23. Sostratus of Cnidus, a Greek architect, and engineer, is mentioned by Pliny the Elder as being the architect of the Lighthouse of Alexandria. This isn’t a fact and has already been disputed.
24. Another historian named Strabo even mentioned that Sostratus helped to fund its construction as he was a friend of Ptolemy I.
25. This same Sostratus is believed to have used a trick for his name to be eternalized on the walls of the Lighthouse of Alexandria. The story goes that he wrote the name of the reigning king using plaster, knowing this would eventually crumble. Below it, he put his own inscription which read:
Sostratus of Cnidos, the son of Dexiphanes, to the Divine Saviours, for the sake of them that sail at sea.
26. Most contemporary descriptions of the Lighthouse of Alexandria mention that the building was made out of light-colored stones.
27. Al-Masudi, an Arab historian wrote in the 10th century A.D. that the eastern side of the lighthouse, in full view of everybody entering and leaving, had letters of 50 centimeters wide honoring Zeus.

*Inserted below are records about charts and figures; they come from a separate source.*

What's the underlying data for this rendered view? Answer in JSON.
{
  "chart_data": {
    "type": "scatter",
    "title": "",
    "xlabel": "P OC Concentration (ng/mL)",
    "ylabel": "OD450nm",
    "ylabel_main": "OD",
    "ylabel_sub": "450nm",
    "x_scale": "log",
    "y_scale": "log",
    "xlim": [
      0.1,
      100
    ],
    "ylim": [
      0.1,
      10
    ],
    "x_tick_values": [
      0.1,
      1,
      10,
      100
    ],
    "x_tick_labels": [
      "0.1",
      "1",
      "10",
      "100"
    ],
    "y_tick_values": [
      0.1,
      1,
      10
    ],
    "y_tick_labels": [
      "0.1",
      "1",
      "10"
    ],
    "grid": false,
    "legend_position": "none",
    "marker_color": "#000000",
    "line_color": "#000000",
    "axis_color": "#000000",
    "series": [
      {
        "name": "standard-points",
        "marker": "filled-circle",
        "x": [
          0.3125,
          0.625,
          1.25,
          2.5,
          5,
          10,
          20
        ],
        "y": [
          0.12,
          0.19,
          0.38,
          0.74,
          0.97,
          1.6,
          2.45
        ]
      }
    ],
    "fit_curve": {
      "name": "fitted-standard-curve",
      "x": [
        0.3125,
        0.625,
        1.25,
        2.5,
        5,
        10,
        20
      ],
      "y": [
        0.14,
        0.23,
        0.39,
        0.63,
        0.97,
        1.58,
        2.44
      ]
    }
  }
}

28. The most common explanation for the destruction of the lighthouse is natural causes, mainly earthquakes. The 10th-century writer al-Mas’udi has another cause though. In his story, the Byzantines sent an ancient spy to the empire of Caliph Abd al-Malik ibn Marwan who convinced him there was treasure at the bottom of the lighthouse. While searching for the treasure, the spy sabotaged its foundation causing the lighthouse to collapse.
29. It has been announced that the Egyptian government is putting in a lot of effort to put the thousands of artifacts that are scattered along the ocean floor on display. Egypt’s minister of antiquities announced that they are working to create an underground museum in the Eastern harbor area of Alexandria.

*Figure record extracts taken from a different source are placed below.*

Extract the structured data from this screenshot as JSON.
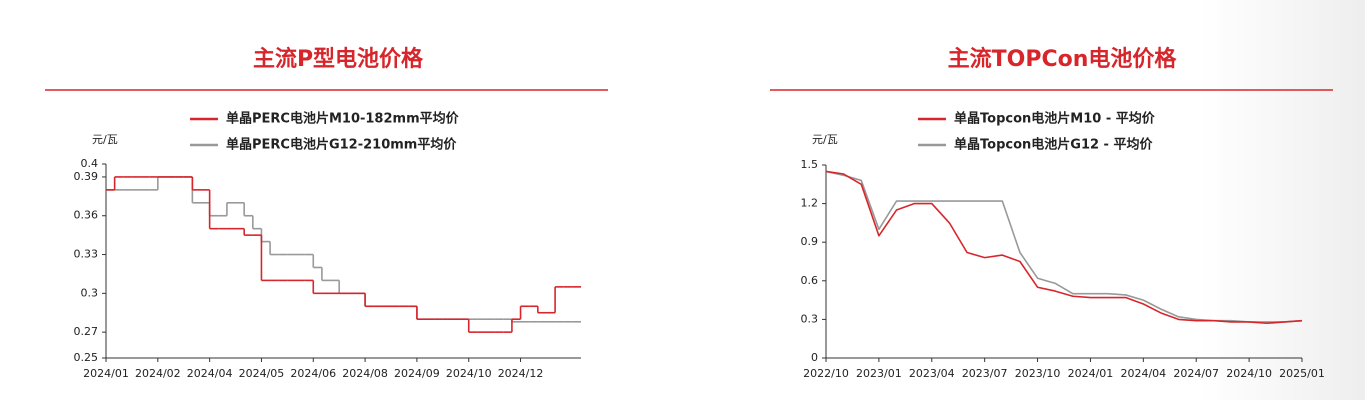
{
  "chart_data": [
    {
      "type": "line",
      "step": true,
      "title": "主流P型电池价格",
      "y_label": "元/瓦",
      "categories": [
        "2024/01",
        null,
        null,
        null,
        null,
        null,
        "2024/02",
        null,
        null,
        null,
        null,
        null,
        "2024/04",
        null,
        null,
        null,
        null,
        null,
        "2024/05",
        null,
        null,
        null,
        null,
        null,
        "2024/06",
        null,
        null,
        null,
        null,
        null,
        "2024/08",
        null,
        null,
        null,
        null,
        null,
        "2024/09",
        null,
        null,
        null,
        null,
        null,
        "2024/10",
        null,
        null,
        null,
        null,
        null,
        "2024/12",
        null,
        null,
        null,
        null,
        null,
        null
      ],
      "ylim": [
        0.25,
        0.4
      ],
      "yticks": [
        0.25,
        0.27,
        0.3,
        0.33,
        0.36,
        0.39,
        0.4
      ],
      "series": [
        {
          "name": "单晶PERC电池片M10-182mm平均价",
          "color": "#d7262b",
          "values": [
            0.38,
            0.39,
            0.39,
            0.39,
            0.39,
            0.39,
            0.39,
            0.39,
            0.39,
            0.39,
            0.38,
            0.38,
            0.35,
            0.35,
            0.35,
            0.35,
            0.345,
            0.345,
            0.31,
            0.31,
            0.31,
            0.31,
            0.31,
            0.31,
            0.3,
            0.3,
            0.3,
            0.3,
            0.3,
            0.3,
            0.29,
            0.29,
            0.29,
            0.29,
            0.29,
            0.29,
            0.28,
            0.28,
            0.28,
            0.28,
            0.28,
            0.28,
            0.27,
            0.27,
            0.27,
            0.27,
            0.27,
            0.28,
            0.29,
            0.29,
            0.285,
            0.285,
            0.305,
            0.305,
            0.305
          ]
        },
        {
          "name": "单晶PERC电池片G12-210mm平均价",
          "color": "#999999",
          "values": [
            0.38,
            0.38,
            0.38,
            0.38,
            0.38,
            0.38,
            0.39,
            0.39,
            0.39,
            0.39,
            0.37,
            0.37,
            0.36,
            0.36,
            0.37,
            0.37,
            0.36,
            0.35,
            0.34,
            0.33,
            0.33,
            0.33,
            0.33,
            0.33,
            0.32,
            0.31,
            0.31,
            0.3,
            0.3,
            0.3,
            0.29,
            0.29,
            0.29,
            0.29,
            0.29,
            0.29,
            0.28,
            0.28,
            0.28,
            0.28,
            0.28,
            0.28,
            0.28,
            0.28,
            0.28,
            0.28,
            0.28,
            0.278,
            0.278,
            0.278,
            0.278,
            0.278,
            0.278,
            0.278,
            0.278
          ]
        }
      ]
    },
    {
      "type": "line",
      "title": "主流TOPCon电池价格",
      "y_label": "元/瓦",
      "categories": [
        "2022/10",
        null,
        null,
        "2023/01",
        null,
        null,
        "2023/04",
        null,
        null,
        "2023/07",
        null,
        null,
        "2023/10",
        null,
        null,
        "2024/01",
        null,
        null,
        "2024/04",
        null,
        null,
        "2024/07",
        null,
        null,
        "2024/10",
        null,
        null,
        "2025/01"
      ],
      "ylim": [
        0,
        1.5
      ],
      "yticks": [
        0,
        0.3,
        0.6,
        0.9,
        1.2,
        1.5
      ],
      "series": [
        {
          "name": "单晶Topcon电池片M10 - 平均价",
          "color": "#d7262b",
          "values": [
            1.45,
            1.43,
            1.35,
            0.95,
            1.15,
            1.2,
            1.2,
            1.05,
            0.82,
            0.78,
            0.8,
            0.75,
            0.55,
            0.52,
            0.48,
            0.47,
            0.47,
            0.47,
            0.42,
            0.35,
            0.3,
            0.29,
            0.29,
            0.28,
            0.28,
            0.27,
            0.28,
            0.29
          ]
        },
        {
          "name": "单晶Topcon电池片G12 - 平均价",
          "color": "#999999",
          "values": [
            1.45,
            1.42,
            1.38,
            1.0,
            1.22,
            1.22,
            1.22,
            1.22,
            1.22,
            1.22,
            1.22,
            0.82,
            0.62,
            0.58,
            0.5,
            0.5,
            0.5,
            0.49,
            0.45,
            0.38,
            0.32,
            0.3,
            0.29,
            0.29,
            0.28,
            0.28,
            0.28,
            0.29
          ]
        }
      ]
    }
  ]
}
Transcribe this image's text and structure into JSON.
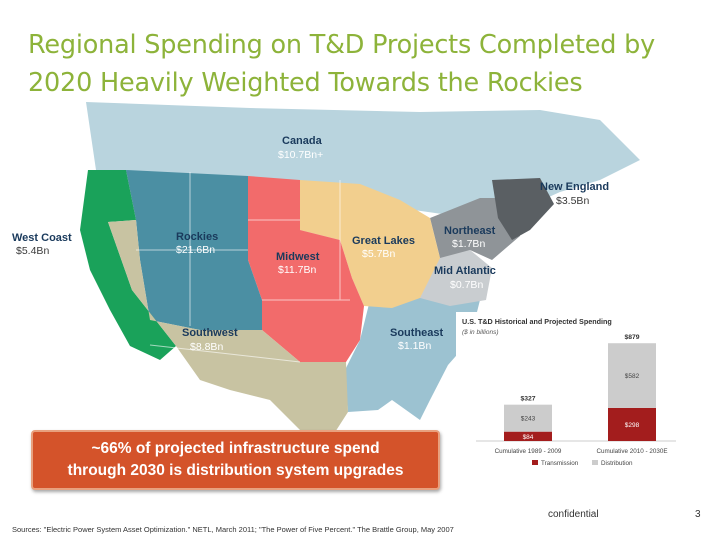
{
  "title": {
    "line1": "Regional Spending on T&D Projects Completed by",
    "line2": "2020 Heavily Weighted Towards the Rockies"
  },
  "regions": [
    {
      "name": "Canada",
      "value": "$10.7Bn+"
    },
    {
      "name": "West Coast",
      "value": "$5.4Bn"
    },
    {
      "name": "Rockies",
      "value": "$21.6Bn"
    },
    {
      "name": "Midwest",
      "value": "$11.7Bn"
    },
    {
      "name": "Great Lakes",
      "value": "$5.7Bn"
    },
    {
      "name": "New England",
      "value": "$3.5Bn"
    },
    {
      "name": "Northeast",
      "value": "$1.7Bn"
    },
    {
      "name": "Mid Atlantic",
      "value": "$0.7Bn"
    },
    {
      "name": "Southwest",
      "value": "$8.8Bn"
    },
    {
      "name": "Southeast",
      "value": "$1.1Bn"
    }
  ],
  "colors": {
    "title": "#8db33a",
    "canada": "#b9d4de",
    "west_coast": "#1aa25a",
    "rockies": "#4b8fa3",
    "midwest": "#f26b6b",
    "great_lakes": "#f2cf8e",
    "northeast": "#8f9498",
    "new_england": "#5a5f63",
    "mid_atlantic": "#c9cdd0",
    "southwest": "#c8c3a2",
    "southeast": "#9cc2d1",
    "transmission": "#a31d1d",
    "distribution": "#cccccc",
    "callout": "#d4532a"
  },
  "chart_data": {
    "type": "bar",
    "title": "U.S. T&D Historical and Projected Spending",
    "subtitle": "($ in billions)",
    "categories": [
      "Cumulative 1989 - 2009",
      "Cumulative 2010 - 2030E"
    ],
    "series": [
      {
        "name": "Transmission",
        "values": [
          84,
          298
        ],
        "labels": [
          "$84",
          "$298"
        ]
      },
      {
        "name": "Distribution",
        "values": [
          243,
          582
        ],
        "labels": [
          "$243",
          "$582"
        ]
      }
    ],
    "totals": [
      327,
      879
    ],
    "total_labels": [
      "$327",
      "$879"
    ],
    "ylim": [
      0,
      900
    ],
    "legend_position": "bottom"
  },
  "callout": {
    "line1": "~66% of projected infrastructure spend",
    "line2": "through 2030 is distribution system upgrades"
  },
  "footer": {
    "confidential": "confidential",
    "page": "3",
    "sources": "Sources: \"Electric Power System Asset Optimization.\" NETL, March 2011; \"The Power of Five Percent.\" The Brattle Group, May 2007"
  }
}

30. UNESCO is currently working on adding the entire Bay of Alexandria, which includes the remains of the Lighthouse of Alexandria, to a World Heritage List of submerged cultural sites.
31. In many languages, the word Pharos is the etymological base of the translated word lighthouse. This includes, for example, Roman languages such as French (phare), Italian and Spanish (faro), Catalan, Romanian (far), and Portuguese (Farol). Even a Slavic language like Bulgarian (far) has a similar word. In Turkish, Serbian and Russian, a derived word means “headlight” (far; фар; фара).
32. An ancient tomb located less than 50 kilometers (29 mi) from Alexandria called the “Pharos of Abusir” is believed to be a scaled-down model of the Lighthouse of Alexandria.
33. The Lighthouse of Alexandria shaped human history. It was of strategic importance for Julius Caesar to conquer Egypt. He wrote this about it in his account “Civil Wars” (referring to himself in the third person):
Now because of the narrowness of the strait there can be no access by ship to the harbour without the consent of those who hold the Pharos. In view of this, Caesar took the precaution of landing his troops while the enemy was preoccupied with fighting, seized the Pharos and posted a garrison there. The result was that safe access was secured for his corn supplies and reinforcements.
34. The George Washington Masonic National Memorial, located in the city with the same name as its Egyptian counterpart, Alexandria, in the American state of Virginia, is modeled after the ancient lighthouse.
35. The flag of the modern city of Alexandria still has the icon of the ancient lighthouse in it, reflecting its importance for the city up until today.